Bush has reauthorised the program every 45 days, and the current authorisation is mid-cycle, a senior Justice Department official said. Gonzales said a recent secret-court approval allowed the government to act effectively without the program.
The program, adopted after the September 11 attacks, allowed the government to eavesdrop on the international phone calls and emails of US citizens without a warrant, if those wire taps were made to track suspected al Qaeda operatives.
Critics have said the program violated the US Constitution and a 1978 law, the Foreign Intelligence Surveillance Act, which made it illegal to spy on US citizens in the United States without the approval of the special surveillance court.
"Any electronic surveillance that was occurring as part of the Terrorist Surveillance Program will now be conducted subject to the approval of the Foreign Intelligence Surveillance Court," Gonzales said.
Gonzales said a judge on the secret FISA court recently approved a government proposal allowing it to target communications into and out of the United States when probable cause exists that one person is a member of al Qaeda or an associated terrorist organisation.
He reiterated the administration's position that the surveillance program has been legal, but said the government will now have the ability to act with sufficient "speed and agility."

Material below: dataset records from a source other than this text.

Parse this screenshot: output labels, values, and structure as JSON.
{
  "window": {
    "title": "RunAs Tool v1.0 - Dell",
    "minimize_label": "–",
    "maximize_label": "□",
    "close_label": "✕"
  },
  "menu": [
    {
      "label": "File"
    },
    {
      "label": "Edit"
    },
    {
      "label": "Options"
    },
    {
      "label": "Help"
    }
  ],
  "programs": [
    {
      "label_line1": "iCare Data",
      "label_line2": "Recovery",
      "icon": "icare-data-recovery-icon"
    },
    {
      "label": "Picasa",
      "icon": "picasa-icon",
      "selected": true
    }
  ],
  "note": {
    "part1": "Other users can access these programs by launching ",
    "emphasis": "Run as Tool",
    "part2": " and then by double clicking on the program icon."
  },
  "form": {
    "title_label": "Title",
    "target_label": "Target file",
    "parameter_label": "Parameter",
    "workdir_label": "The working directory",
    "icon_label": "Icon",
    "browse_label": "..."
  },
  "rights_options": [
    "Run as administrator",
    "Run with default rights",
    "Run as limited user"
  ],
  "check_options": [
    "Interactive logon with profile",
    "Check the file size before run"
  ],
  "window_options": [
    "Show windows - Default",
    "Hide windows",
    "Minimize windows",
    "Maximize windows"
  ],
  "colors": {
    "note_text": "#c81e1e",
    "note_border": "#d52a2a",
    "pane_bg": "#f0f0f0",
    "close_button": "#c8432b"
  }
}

White House spokesman Tony Snow said the new rules approved by the court addressed administration concerns.
"The president will not reauthorise the present program because the new rules will serve as guideposts," Snow said.

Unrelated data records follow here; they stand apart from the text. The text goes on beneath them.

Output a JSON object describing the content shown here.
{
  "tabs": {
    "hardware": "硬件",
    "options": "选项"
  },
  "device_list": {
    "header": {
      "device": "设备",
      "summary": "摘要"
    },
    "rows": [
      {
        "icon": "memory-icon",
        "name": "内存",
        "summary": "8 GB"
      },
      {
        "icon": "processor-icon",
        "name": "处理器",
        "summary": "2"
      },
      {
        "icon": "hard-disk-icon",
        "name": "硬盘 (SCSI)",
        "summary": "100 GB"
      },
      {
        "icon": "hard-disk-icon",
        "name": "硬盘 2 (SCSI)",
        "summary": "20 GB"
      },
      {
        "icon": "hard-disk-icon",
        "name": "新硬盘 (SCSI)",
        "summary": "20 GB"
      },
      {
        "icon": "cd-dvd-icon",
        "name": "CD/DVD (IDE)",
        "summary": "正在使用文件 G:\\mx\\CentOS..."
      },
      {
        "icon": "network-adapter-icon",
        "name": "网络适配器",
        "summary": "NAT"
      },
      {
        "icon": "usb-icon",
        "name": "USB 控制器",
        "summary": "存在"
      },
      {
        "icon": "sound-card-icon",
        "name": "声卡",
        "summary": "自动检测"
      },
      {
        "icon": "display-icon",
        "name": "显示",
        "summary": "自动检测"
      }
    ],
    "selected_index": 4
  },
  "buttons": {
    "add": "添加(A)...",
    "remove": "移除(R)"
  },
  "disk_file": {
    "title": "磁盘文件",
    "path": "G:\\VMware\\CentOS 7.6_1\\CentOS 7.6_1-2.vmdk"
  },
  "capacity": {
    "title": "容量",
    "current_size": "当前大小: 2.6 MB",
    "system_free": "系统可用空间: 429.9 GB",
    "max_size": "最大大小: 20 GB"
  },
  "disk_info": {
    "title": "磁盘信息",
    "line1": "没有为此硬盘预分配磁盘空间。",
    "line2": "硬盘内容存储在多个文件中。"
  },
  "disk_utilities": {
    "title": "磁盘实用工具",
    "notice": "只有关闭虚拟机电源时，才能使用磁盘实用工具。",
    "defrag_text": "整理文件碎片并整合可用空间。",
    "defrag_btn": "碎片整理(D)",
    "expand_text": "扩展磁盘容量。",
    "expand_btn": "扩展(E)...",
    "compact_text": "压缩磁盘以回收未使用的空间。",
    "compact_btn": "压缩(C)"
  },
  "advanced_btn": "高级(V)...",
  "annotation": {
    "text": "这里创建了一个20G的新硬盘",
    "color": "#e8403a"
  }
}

Gonzales' letter came the day before he was scheduled to appear before the Senate Judiciary Committee, where the Democrats now in power were expected to question him closely about the much-criticised program.
Sen. Patrick Leahy, a Vermont Democrat and the judiciary committee's chairman, said Bush's decision will provide efficient and meaningful court review.

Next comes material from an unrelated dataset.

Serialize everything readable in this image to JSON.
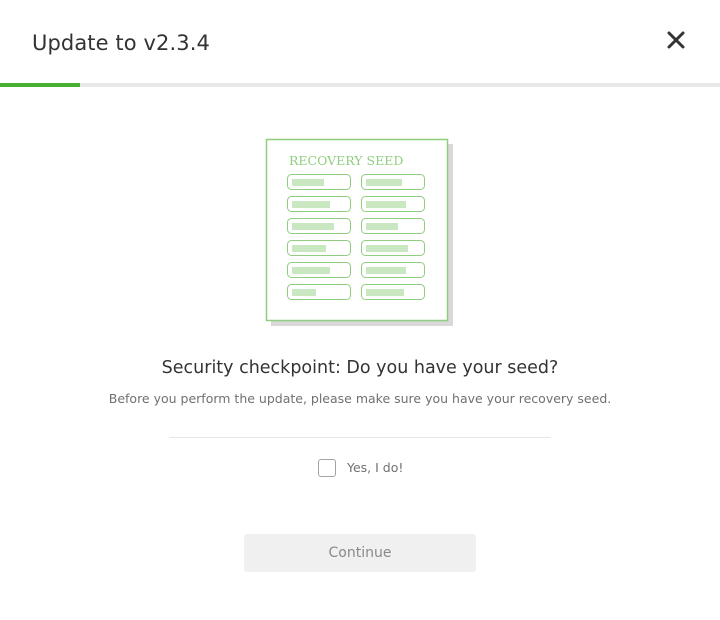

"We must engage in all surveillance necessary to prevent acts of terrorism, but we can and should do so in ways that protect the basic rights of all Americans including the right to privacy," he said.
Sen. Charles Schumer, a New York Democrat and a judiciary committee member, said, "Why it took five years to go to even this secret court is beyond comprehension."
Last year a federal judge in Detroit ordered the Bush administration to stop the surveillance because it violates Americans' civil rights.
US District Judge Anna Diggs Taylor said the program violated a constitutional check on the power of the presidency and said there "are no hereditary kings in America and no powers not created by the Constitution."
The Bush administration has appealed the ruling to a federal appeals court, where the case is pending.
Gonzales said the administration began exploring options for seeking FISA court approval for the program in the spring of 2005, well before it was publicly disclosed at the end of that year, creating a firestorm of criticism.
He did not give details of the court's orders.